Some researchers are exploring ways to make AI systems express uncertainty. Instead of always sounding authoritative, could these systems say "I'm not confident about this"? Theoretically, yes. But that requires fundamental changes to how these models work. It's not just a software update. And more fundamentally, it requires accepting that AI has limitations—something the companies building and profiting from these systems would rather not highlight.
What Actually Happens Next
The AI industry's approach to hallucination is what I'd call "surface-level fixes at scale." They add retrieval mechanisms that pull from verified databases. They fine-tune models to be more cautious with certain topics. They implement prompt engineering to make systems slightly less likely to confabulate. None of these solve the underlying problem. They just reduce the frequency of obviously false statements.
Meanwhile, humans are developing hallucination-blindness. We interact with these systems enough that confident falsehoods stop surprising us. We learn to fact-check important stuff, but most of us aren't fact-checking everything. We can't. We don't have time. So we accept the 85% of information that's probably right and hope the 15% that isn't doesn't matter to us personally.
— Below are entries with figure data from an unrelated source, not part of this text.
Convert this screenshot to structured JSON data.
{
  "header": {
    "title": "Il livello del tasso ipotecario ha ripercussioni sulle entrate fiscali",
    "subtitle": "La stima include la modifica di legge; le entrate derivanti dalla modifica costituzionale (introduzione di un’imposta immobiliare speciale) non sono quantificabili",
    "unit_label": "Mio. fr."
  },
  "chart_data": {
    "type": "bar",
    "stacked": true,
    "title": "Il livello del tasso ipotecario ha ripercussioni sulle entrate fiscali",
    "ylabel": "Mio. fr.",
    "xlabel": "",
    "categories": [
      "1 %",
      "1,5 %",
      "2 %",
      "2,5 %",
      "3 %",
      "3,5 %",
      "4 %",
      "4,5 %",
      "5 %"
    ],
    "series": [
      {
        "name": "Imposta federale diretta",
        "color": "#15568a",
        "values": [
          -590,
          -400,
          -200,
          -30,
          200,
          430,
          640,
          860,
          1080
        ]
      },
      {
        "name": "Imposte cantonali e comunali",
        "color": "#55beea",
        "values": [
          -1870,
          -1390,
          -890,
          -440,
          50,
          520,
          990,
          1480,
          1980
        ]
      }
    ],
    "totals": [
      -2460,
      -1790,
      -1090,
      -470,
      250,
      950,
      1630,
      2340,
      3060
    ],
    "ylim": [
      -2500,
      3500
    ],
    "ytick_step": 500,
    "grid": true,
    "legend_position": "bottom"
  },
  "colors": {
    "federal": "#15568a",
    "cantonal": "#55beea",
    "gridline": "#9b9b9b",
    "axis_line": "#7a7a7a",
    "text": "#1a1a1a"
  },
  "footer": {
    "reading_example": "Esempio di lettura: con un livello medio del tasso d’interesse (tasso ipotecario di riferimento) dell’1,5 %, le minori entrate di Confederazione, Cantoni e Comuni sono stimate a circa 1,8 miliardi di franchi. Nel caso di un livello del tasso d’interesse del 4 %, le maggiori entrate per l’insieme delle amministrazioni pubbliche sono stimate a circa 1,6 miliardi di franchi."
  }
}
For more on why these systems make mistakes and why we're collectively ignoring the severity, I'd recommend "Why AI Models Hallucinate and Why We're All Pretending It's Not a Massive Problem", which explores the deeper mechanisms and institutional incentives at play.
The real question isn't whether AI will stop hallucinating. It's whether we'll acknowledge that confident wrongness might be worse than uncertain honesty—and whether we'll actually structure our use of these systems around that acknowledgment.